Zail Singh (born May 5, 1916, Sandhwan, India—died December 25, 1994, Chandigarh) was an Indian politician who was the first Sikh to serve as president of India (1982–87). He was an impotent bystander in 1984 when government troops stormed the complex of the Harmandir Sahib (Golden Temple) in Amritsar, the Sikhs’ holiest shrine, in an effort to apprehend militants who had been demanding autonomy for the northwestern Indian state of Punjab.
Singh was raised in a village near Ludhiana, in what is now Punjab state India. When he was barely 15 years old, he became active in the politics of the Shiromani Akali Dal (Supreme Akali Party), the principal political organization that championed Sikh causes and that had joined with the Indian National Congress (Congress Party) in opposing British rule in India. He pursued traditional studies in Sikh holy books and earned the title Giani (“Learned Man”) for his scholarly mastery of the scriptures. In 1938 he established the Praja Mandal, a political organization allied to the Congress Party, in his home district of Faridkot. That insurrectionary act earned him a five-year jail sentence. During his incarceration he took the name Zail Singh.
After India became independent in 1947, Singh served in the Rajya Sabha (upper chamber of the Indian parliament) in 1956–62 and was chief minister (head of government) of Punjab in 1972–77. When Prime Minister Indira Gandhi was voted out of power in 1977, Singh continued to support her. Singh won a seat in the 1980 elections to the Lok Sabha (lower chamber of the parliament), as did Gandhi, who again became prime minister. She acknowledged Singh’s loyalty to her by naming him minister of home affairs. He held the post until 1982, when he became the Congress (I) Party’s presidential candidate.

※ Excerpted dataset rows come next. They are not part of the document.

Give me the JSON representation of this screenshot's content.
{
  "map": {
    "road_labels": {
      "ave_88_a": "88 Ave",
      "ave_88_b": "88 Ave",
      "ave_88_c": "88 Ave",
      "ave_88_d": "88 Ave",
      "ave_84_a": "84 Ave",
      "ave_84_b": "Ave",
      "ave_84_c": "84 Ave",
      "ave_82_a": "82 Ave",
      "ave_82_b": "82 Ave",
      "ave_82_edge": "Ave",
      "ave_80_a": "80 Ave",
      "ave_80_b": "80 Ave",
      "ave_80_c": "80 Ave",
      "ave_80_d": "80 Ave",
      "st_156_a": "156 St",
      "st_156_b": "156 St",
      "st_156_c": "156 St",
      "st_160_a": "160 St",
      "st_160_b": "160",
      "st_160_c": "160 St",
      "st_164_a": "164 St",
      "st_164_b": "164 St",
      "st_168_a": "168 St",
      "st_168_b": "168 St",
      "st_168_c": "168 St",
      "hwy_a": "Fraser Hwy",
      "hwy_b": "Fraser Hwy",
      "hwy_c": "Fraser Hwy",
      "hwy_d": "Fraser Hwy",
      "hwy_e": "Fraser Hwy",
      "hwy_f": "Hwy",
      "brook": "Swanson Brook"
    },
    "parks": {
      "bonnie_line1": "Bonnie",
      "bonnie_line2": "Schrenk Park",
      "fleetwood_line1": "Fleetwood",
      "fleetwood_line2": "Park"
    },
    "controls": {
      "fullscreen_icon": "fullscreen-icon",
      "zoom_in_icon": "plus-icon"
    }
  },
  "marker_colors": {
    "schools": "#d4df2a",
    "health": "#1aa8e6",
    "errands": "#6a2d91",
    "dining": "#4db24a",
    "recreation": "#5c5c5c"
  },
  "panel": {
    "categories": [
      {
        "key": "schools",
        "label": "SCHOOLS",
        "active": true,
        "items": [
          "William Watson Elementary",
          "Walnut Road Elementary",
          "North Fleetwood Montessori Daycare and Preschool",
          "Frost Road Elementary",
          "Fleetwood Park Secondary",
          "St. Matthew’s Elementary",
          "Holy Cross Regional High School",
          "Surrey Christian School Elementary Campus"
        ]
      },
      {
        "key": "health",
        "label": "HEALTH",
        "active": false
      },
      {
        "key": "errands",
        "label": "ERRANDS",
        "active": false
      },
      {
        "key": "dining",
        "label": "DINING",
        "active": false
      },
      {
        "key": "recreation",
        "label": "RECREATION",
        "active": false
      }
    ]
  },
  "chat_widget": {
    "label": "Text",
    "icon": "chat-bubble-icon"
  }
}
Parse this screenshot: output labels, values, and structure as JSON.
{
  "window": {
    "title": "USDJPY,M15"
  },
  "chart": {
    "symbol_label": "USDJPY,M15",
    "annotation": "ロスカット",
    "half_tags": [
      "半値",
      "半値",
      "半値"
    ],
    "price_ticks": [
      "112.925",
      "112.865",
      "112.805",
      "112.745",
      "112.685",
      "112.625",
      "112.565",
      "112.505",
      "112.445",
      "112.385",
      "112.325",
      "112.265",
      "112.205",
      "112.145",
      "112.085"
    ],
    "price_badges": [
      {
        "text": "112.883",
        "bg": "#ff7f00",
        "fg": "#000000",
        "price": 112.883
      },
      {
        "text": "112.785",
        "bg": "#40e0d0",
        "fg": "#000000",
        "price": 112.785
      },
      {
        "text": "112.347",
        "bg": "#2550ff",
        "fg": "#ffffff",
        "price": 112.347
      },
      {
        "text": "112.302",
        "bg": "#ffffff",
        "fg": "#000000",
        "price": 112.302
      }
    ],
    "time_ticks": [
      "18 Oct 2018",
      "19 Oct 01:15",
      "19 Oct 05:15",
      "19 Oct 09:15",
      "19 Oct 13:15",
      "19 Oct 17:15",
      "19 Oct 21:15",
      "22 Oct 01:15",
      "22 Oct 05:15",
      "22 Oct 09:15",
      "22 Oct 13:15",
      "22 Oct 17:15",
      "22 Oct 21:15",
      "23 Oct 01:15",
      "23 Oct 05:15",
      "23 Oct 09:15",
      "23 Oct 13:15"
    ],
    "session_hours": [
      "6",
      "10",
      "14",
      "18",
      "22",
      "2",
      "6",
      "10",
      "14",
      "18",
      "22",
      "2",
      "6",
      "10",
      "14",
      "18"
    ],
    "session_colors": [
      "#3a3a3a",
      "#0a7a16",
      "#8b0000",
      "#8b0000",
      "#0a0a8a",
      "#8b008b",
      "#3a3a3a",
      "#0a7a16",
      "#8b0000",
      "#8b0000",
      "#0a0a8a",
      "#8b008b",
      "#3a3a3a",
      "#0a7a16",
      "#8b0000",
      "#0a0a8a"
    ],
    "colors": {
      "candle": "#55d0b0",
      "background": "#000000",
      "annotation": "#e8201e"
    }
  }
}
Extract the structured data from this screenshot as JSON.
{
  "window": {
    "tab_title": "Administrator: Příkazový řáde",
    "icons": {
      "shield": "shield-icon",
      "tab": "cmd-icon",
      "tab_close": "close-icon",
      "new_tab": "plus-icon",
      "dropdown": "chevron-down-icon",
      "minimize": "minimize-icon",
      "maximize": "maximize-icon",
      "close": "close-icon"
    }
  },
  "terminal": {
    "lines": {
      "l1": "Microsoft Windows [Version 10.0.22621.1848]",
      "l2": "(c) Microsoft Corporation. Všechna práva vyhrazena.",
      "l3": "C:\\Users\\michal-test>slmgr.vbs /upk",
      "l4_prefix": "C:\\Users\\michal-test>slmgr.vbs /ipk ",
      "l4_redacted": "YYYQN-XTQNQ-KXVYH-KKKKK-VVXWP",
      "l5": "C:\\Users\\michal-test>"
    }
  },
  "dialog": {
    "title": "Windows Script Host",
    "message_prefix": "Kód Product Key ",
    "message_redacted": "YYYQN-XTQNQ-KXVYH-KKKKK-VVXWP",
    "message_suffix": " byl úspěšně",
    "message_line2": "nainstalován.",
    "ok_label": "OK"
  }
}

Singh overwhelmingly won election to the largely ceremonial office. There was much speculation, however, that Gandhi had selected him in order to mollify Sikh extremists in Punjab, who had since mid-1982 become increasingly militant in that state. The June 1984 assault on the Harmandir Sahib complex by government troops, which killed hundreds, put Singh in a difficult situation with the Sikh community—made worse by the violence against Sikhs that erupted following Gandhi’s assassination by her Sikh bodyguards four months later. Singh named Gandhi’s son, Rajiv, to succeed her, but he soon fell out of favour with the new prime minister. Singh further inflamed the government by refusing to sign into law a 1987 bill permitting official censorship of private mail. Singh died in late 1994 following a car crash.